Poster
in
Workshop: Next Generation of AI Safety
Generated Audio Detectors Are Not Robust in Real-World Conditions
Soumya Shaw · Ben Nassi · Lea Schönherr
Keywords: [ deepfake ] [ audio ] [ Generative AI ] [ detection ]
The advent of generative AI (genAI) has transformed the digital landscape, revolutionizing our daily lives and technologies. However, the misuse of genAI has raised significant ethical and trust issues. Although substantial focus has been placed on detecting visual content, the challenge of identifying fake audio has become increasingly relevant. While fake audio detection methods have been developed, the evaluation under real-world conditions mostly escapes scrutiny. In this paper, we examine the efficacy of state-of-the-art fake audio detection methods under real-world conditions.
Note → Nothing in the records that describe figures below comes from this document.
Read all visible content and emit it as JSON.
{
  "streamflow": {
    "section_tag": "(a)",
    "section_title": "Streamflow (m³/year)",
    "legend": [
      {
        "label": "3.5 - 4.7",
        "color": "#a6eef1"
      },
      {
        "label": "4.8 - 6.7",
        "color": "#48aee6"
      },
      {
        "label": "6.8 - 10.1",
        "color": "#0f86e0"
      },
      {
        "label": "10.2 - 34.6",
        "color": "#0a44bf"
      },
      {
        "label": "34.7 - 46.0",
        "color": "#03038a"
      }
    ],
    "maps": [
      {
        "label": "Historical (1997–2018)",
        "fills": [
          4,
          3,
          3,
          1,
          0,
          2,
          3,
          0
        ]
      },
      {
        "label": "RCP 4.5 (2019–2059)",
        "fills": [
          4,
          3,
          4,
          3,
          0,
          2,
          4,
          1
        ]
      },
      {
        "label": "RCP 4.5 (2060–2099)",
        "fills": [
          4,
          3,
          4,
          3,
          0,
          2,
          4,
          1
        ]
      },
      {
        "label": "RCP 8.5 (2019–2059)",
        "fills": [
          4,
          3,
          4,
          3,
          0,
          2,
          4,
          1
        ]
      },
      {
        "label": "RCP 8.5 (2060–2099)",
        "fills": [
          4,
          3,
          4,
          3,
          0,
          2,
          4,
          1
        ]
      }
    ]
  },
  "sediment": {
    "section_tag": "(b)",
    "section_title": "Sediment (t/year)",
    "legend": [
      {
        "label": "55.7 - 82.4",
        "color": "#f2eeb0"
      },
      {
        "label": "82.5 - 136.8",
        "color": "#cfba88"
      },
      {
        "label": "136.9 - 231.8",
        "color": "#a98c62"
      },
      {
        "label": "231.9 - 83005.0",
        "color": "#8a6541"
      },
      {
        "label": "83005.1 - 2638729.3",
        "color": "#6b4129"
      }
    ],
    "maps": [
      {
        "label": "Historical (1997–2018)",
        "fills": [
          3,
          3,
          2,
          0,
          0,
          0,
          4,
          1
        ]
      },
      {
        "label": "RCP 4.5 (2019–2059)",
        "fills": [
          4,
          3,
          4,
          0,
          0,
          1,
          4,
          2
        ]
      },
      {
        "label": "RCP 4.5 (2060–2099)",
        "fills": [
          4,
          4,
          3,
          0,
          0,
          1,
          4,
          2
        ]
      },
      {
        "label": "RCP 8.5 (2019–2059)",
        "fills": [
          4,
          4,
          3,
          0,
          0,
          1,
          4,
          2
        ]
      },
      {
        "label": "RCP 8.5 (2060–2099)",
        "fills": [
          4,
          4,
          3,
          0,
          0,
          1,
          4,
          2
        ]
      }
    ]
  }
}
By analyzing typical audio alterations of transmission pipelines, we identify several vulnerabilities: (1) minimal changes such as sound level variations can bias detection performance, (2) inevitable physical effects such as background noise lead to classifier failures, (3) classifiers struggle to generalize across different datasets, and (4) network degradation affects the overall detection performance. Our results indicate that existing detectors have major issues in differentiating between real and fake audio in practical applications and that significant improvements are still necessary for reliable detection in real-world environments.